Calcite 使用 JavaCC 做 SQL 解析,JavaCC 根据 Calcite 中定义的 Parser.jj 文件,生成一系列的 java 代码,生成的 Java 代码会把 SQL 转换成 SqlNode。
Flink 除了Calcite 中 Parser.jj 文件中的语法,还有定制的 Freemarker 模板。JavaCC 编译后生成
FlinkSqlParserImpl
及其附属的类。
DDL 的 SqlNode 打印如下:
FlinkPlannerImpl
二:sql 校验
Parser 将 SQL 语句解析成 SqlNode,接下来就是校验 SqlNode以及将 SqlNode 转换成 Operation。

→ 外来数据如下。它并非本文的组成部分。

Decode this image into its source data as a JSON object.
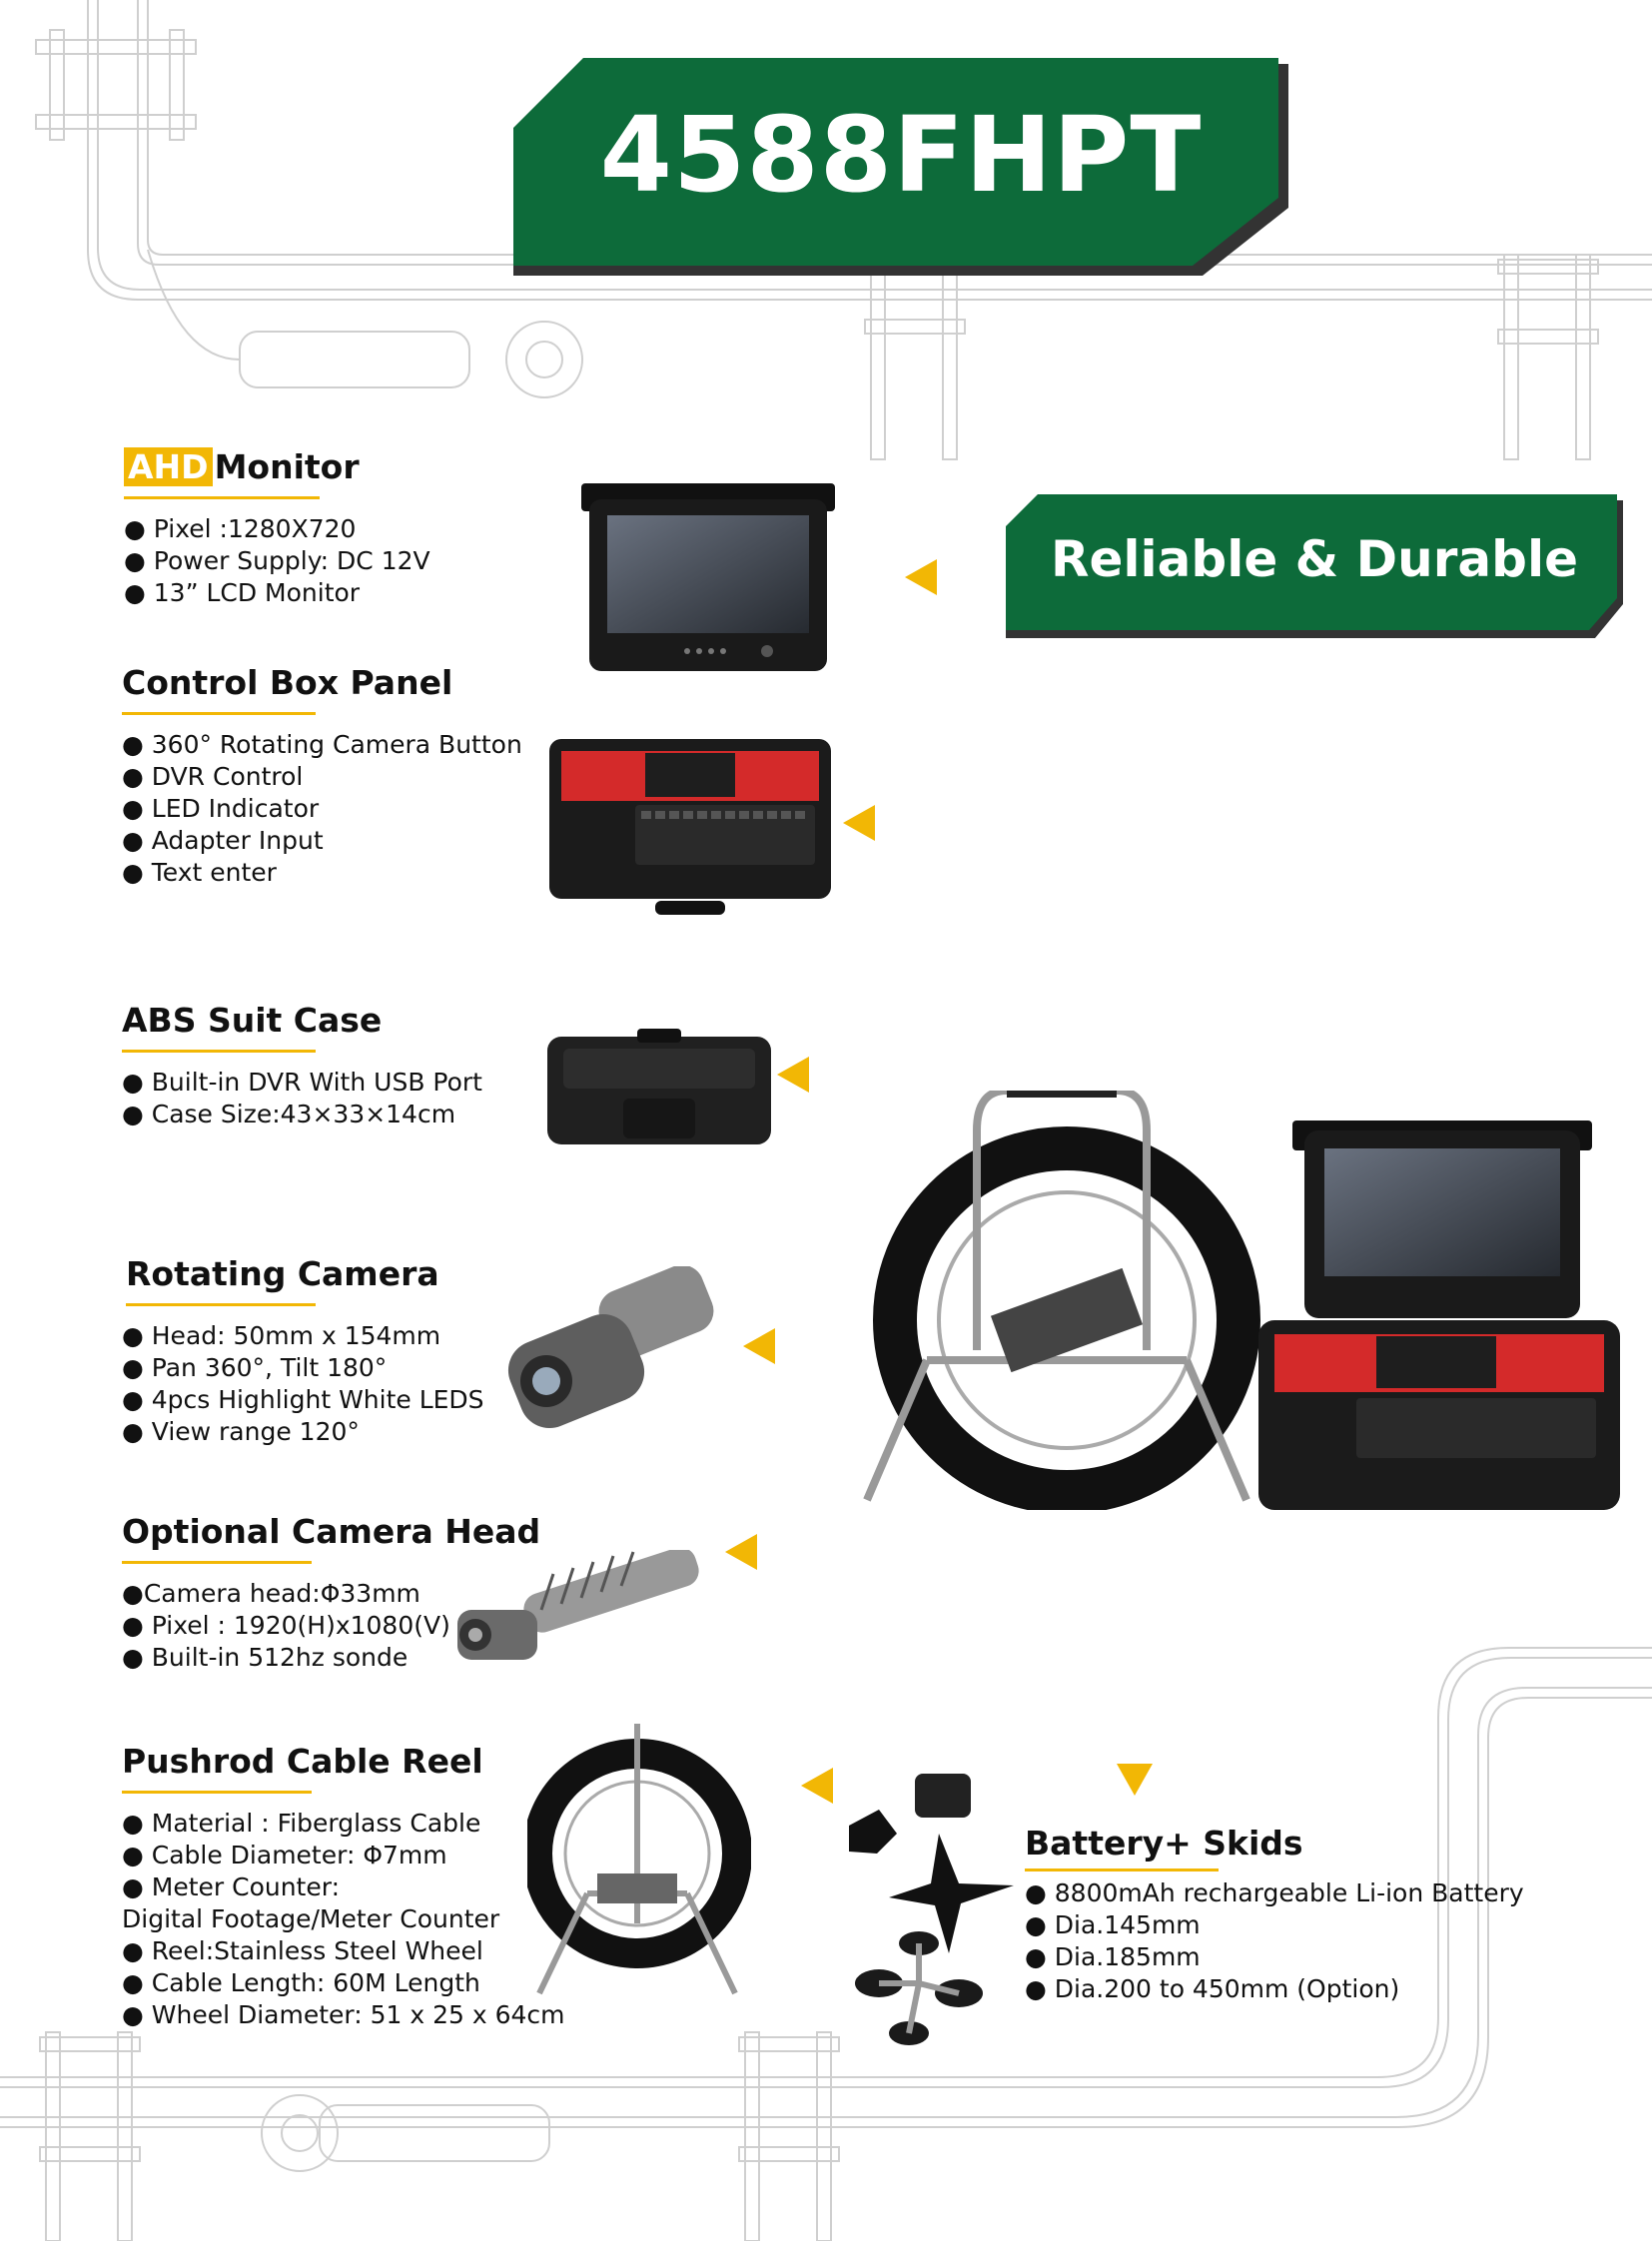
{
  "header": {
    "model": "4588FHPT",
    "slogan": "Reliable & Durable"
  },
  "colors": {
    "brand_green": "#0d6b3a",
    "accent_yellow": "#f2b705",
    "pipe_gray": "#cfcfcf"
  },
  "sections": {
    "monitor": {
      "tag": "AHD",
      "title": "Monitor",
      "items": [
        "● Pixel :1280X720",
        "● Power Supply: DC 12V",
        "● 13”  LCD Monitor"
      ]
    },
    "control": {
      "title": "Control Box Panel",
      "items": [
        "● 360° Rotating Camera Button",
        "● DVR Control",
        "● LED Indicator",
        "● Adapter Input",
        "● Text enter"
      ]
    },
    "abs": {
      "title": "ABS Suit Case",
      "items": [
        "● Built-in DVR With USB Port",
        "● Case Size:43×33×14cm"
      ]
    },
    "camera": {
      "title": "Rotating Camera",
      "items": [
        "● Head: 50mm x 154mm",
        "● Pan 360°, Tilt 180°",
        "● 4pcs Highlight White LEDS",
        "● View range 120°"
      ]
    },
    "optional": {
      "title": "Optional Camera Head",
      "items": [
        "●Camera head:Φ33mm",
        "● Pixel : 1920(H)x1080(V)",
        "● Built-in 512hz sonde"
      ]
    },
    "reel": {
      "title": "Pushrod Cable Reel",
      "items": [
        "● Material : Fiberglass Cable",
        "● Cable Diameter: Φ7mm",
        "● Meter Counter:",
        "Digital Footage/Meter Counter",
        "● Reel:Stainless Steel Wheel",
        "● Cable Length: 60M Length",
        "● Wheel Diameter: 51 x 25 x 64cm"
      ]
    },
    "battery": {
      "title": "Battery+ Skids",
      "items": [
        "● 8800mAh rechargeable Li-ion Battery",
        "●  Dia.145mm",
        "●  Dia.185mm",
        "●  Dia.200 to 450mm (Option)"
      ]
    }
  }
}
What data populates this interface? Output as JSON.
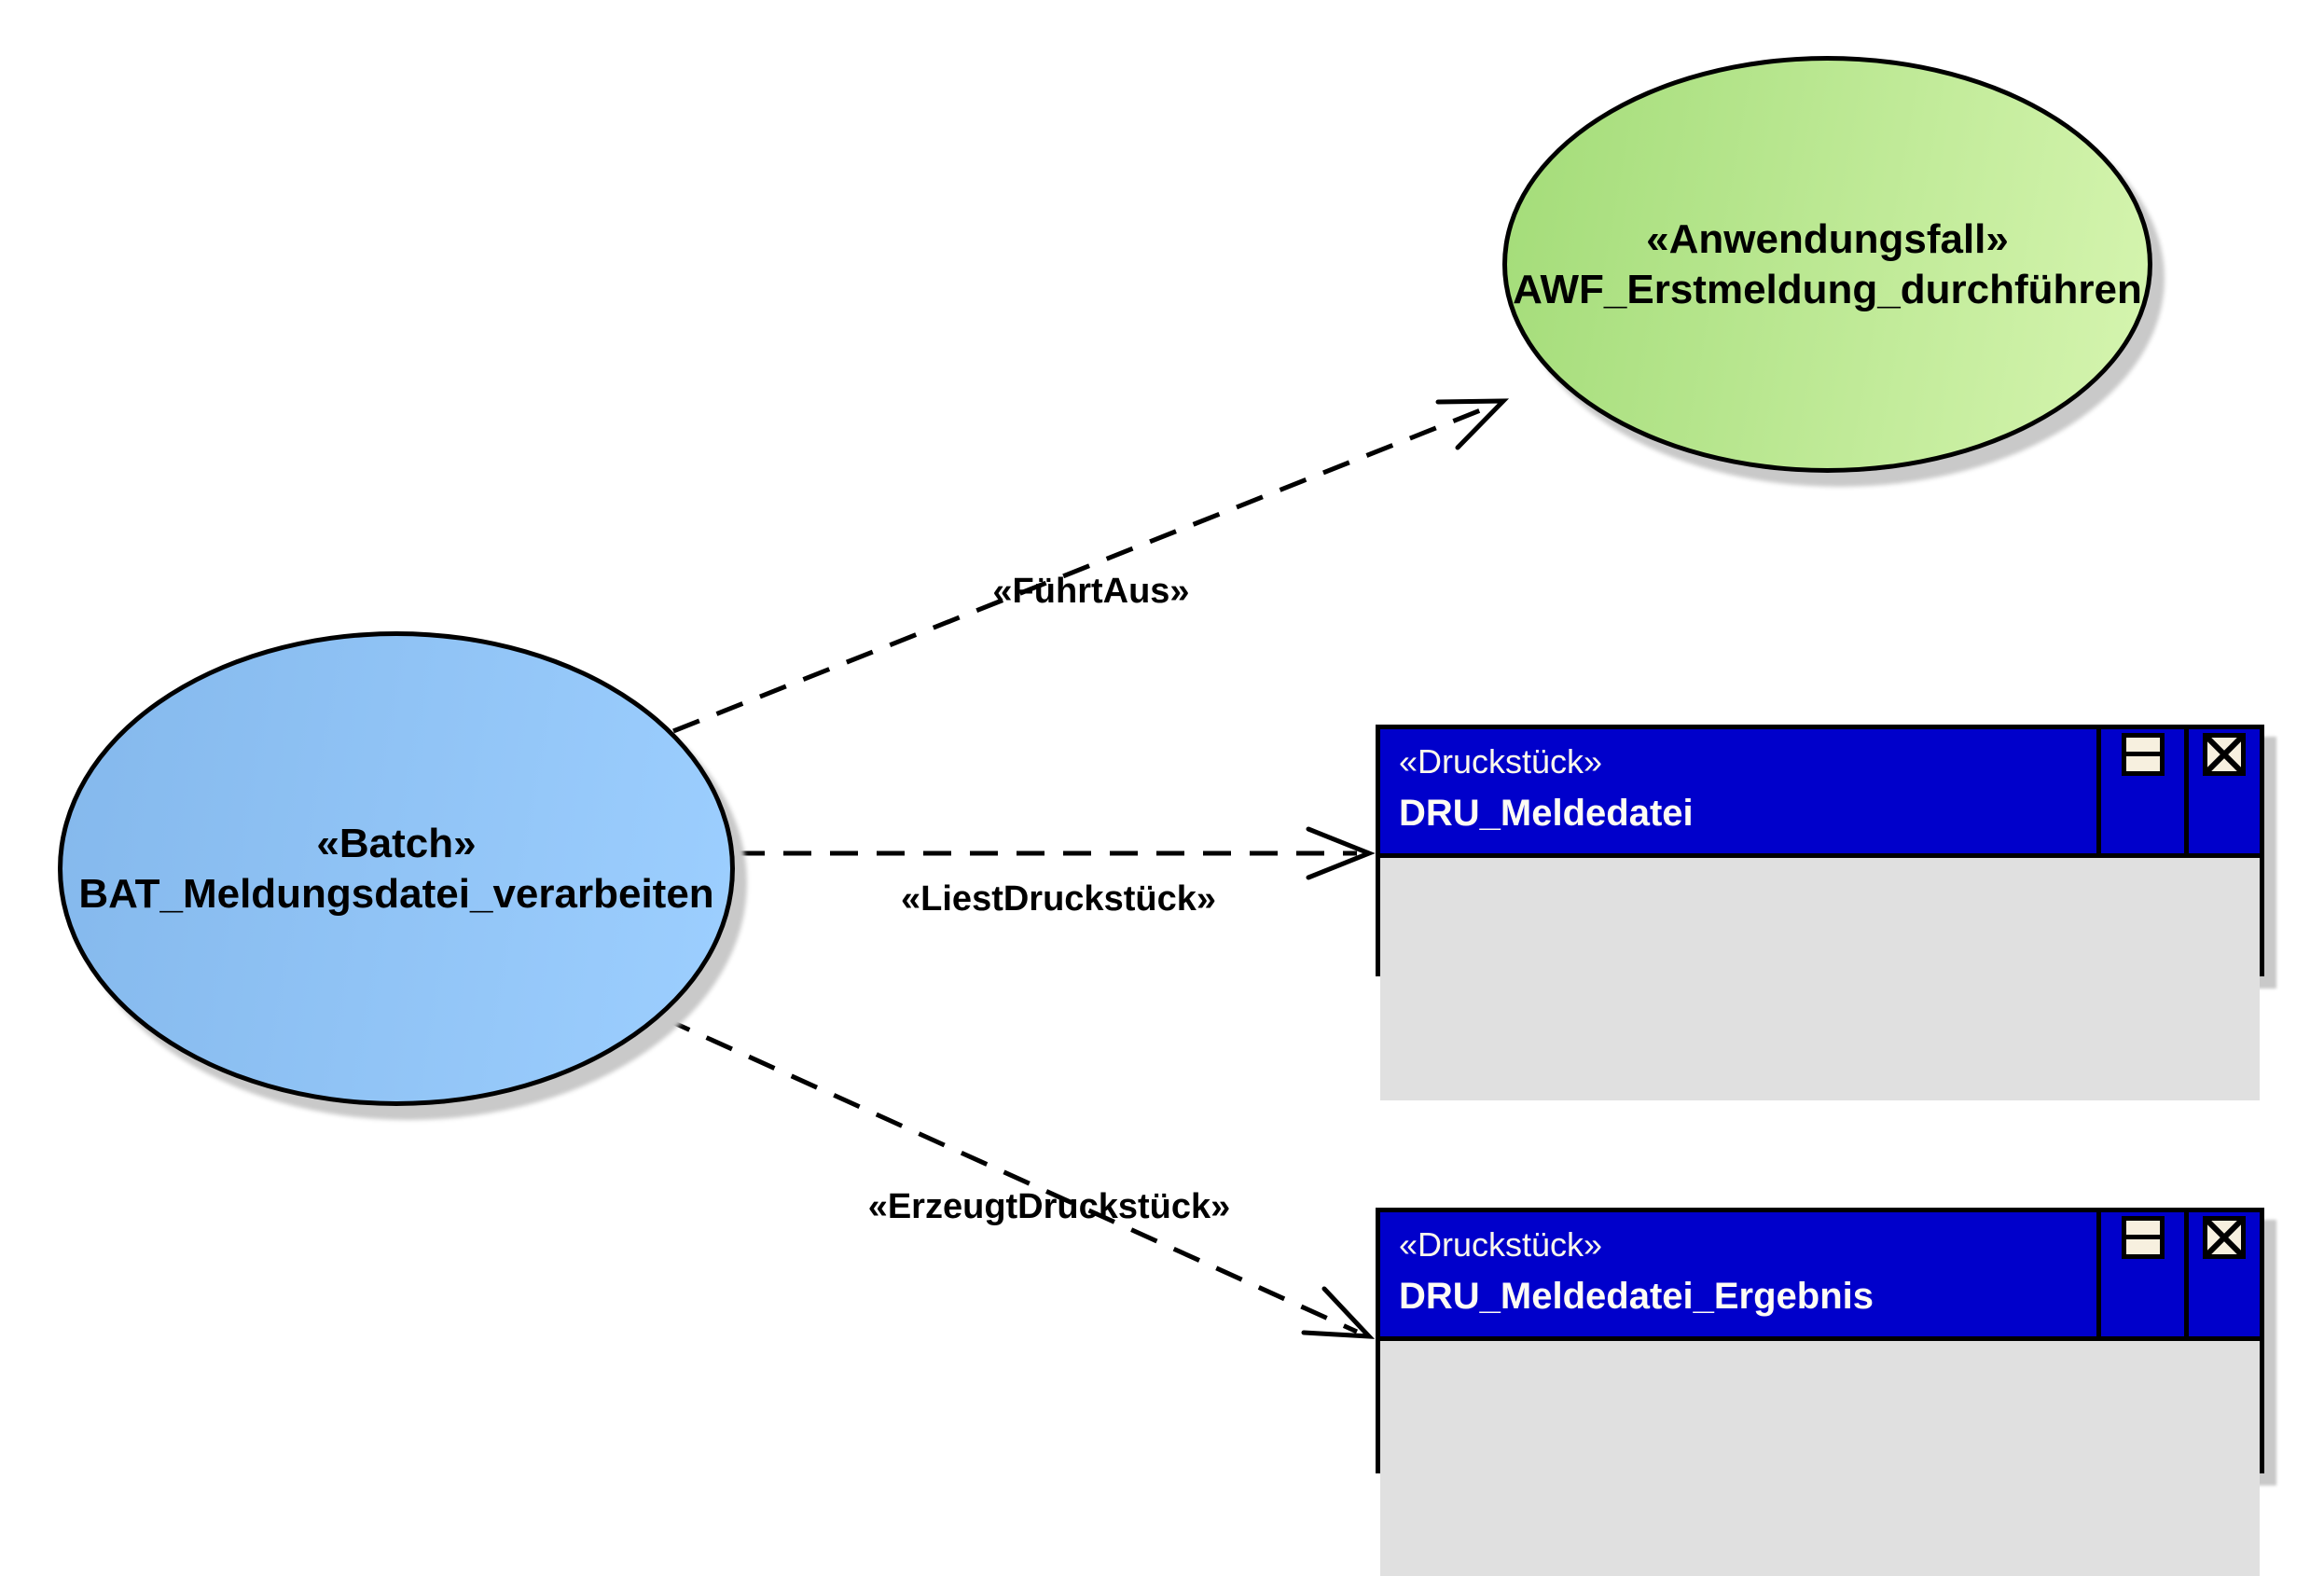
{
  "diagram": {
    "use_case": {
      "stereotype": "«Anwendungsfall»",
      "name": "AWF_Erstmeldung_durchführen"
    },
    "batch": {
      "stereotype": "«Batch»",
      "name": "BAT_Meldungsdatei_verarbeiten"
    },
    "artifacts": [
      {
        "stereotype": "«Druckstück»",
        "name": "DRU_Meldedatei"
      },
      {
        "stereotype": "«Druckstück»",
        "name": "DRU_Meldedatei_Ergebnis"
      }
    ],
    "connectors": [
      {
        "label": "«FührtAus»"
      },
      {
        "label": "«LiestDruckstück»"
      },
      {
        "label": "«ErzeugtDruckstück»"
      }
    ],
    "colors": {
      "use_case_fill_start": "#a3dc78",
      "use_case_fill_end": "#d6f5b0",
      "batch_fill_start": "#84b8ec",
      "batch_fill_end": "#9dcfff",
      "artifact_header": "#0000cb",
      "artifact_body": "#e0e0e0",
      "icon_fill": "#f7f0df",
      "shadow": "#c9c9c9",
      "line": "#000000"
    }
  }
}
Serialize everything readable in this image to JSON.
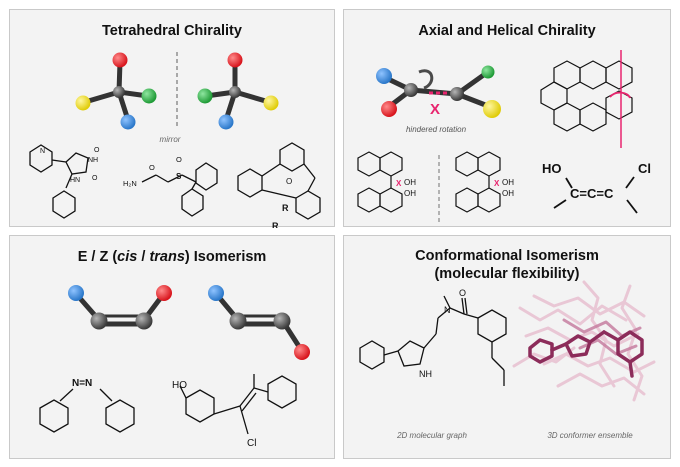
{
  "panels": {
    "tetrahedral": {
      "title": "Tetrahedral Chirality",
      "mirror_label": "mirror",
      "r_label_1": "R",
      "r_label_2": "R",
      "atom_o": "O"
    },
    "axial": {
      "title": "Axial and Helical Chirality",
      "hindered_label": "hindered rotation",
      "ho_label": "HO",
      "cl_label": "Cl",
      "allene_text": "C=C=C",
      "oh_labels": [
        "OH",
        "OH",
        "OH",
        "OH"
      ],
      "x_mark": "X"
    },
    "ez": {
      "title_prefix": "E / Z (",
      "title_cis": "cis",
      "title_sep": " / ",
      "title_trans": "trans",
      "title_suffix": ") Isomerism",
      "azo_label": "N=N",
      "ho_label": "HO",
      "cl_label": "Cl"
    },
    "conformational": {
      "title_line1": "Conformational Isomerism",
      "title_line2": "(molecular flexibility)",
      "caption_2d": "2D molecular graph",
      "caption_3d": "3D conformer ensemble",
      "nh_label": "NH",
      "n_label": "N",
      "o_label": "O"
    }
  },
  "colors": {
    "atom_red": "#d8141c",
    "atom_blue": "#2a77c9",
    "atom_yellow": "#f0df11",
    "atom_green": "#22a23a",
    "atom_grey": "#4a4a4a",
    "accent_pink": "#e8246e",
    "conformer_dark": "#8c2c5a",
    "conformer_light": "#e6b9cb"
  }
}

// org.apache.flink.table.api.internal.TableEnvironmentImpl#TableEnvironmentImpl
this.catalogManager.setCatalogTableSchemaResolver(
new CatalogTableSchemaResolver(planner.getParser(), isStreamingMode));
// org.apache.flink.table.planner.operations.SqlToOperationConverter#convert
public static Optional<Operation> convert(
FlinkPlannerImpl flinkPlanner, CatalogManager catalogManager, SqlNode sqlNode) {
// 一:SQL 语义校验
final SqlNode validated = flinkPlanner.validate(sqlNode);
// 二:SqlNode -> Operation
SqlToOperationConverter converter =
new SqlToOperationConverter(flinkPlanner, catalogManager);
if (validated instanceof SqlCreateCatalog) {
return Optional.of(converter.convertCreateCatalog((SqlCreateCatalog) validated));
......
// RichSqlInsert 类型
else if (validated instanceof RichSqlInsert) {
SqlNodeList targetColumnList = ((RichSqlInsert) validated).getTargetColumnList();
if (targetColumnList != null && targetColumnList.size() != 0) {
throw new ValidationException("Partial inserts are not supported");
}
return Optional.of(converter.convertSqlInsert((RichSqlInsert) validated));
// org.apache.flink.table.planner.calcite.FlinkPlannerImpl
def validate(sqlNode: SqlNode): SqlNode = {
val validator = getOrCreateSqlValidator()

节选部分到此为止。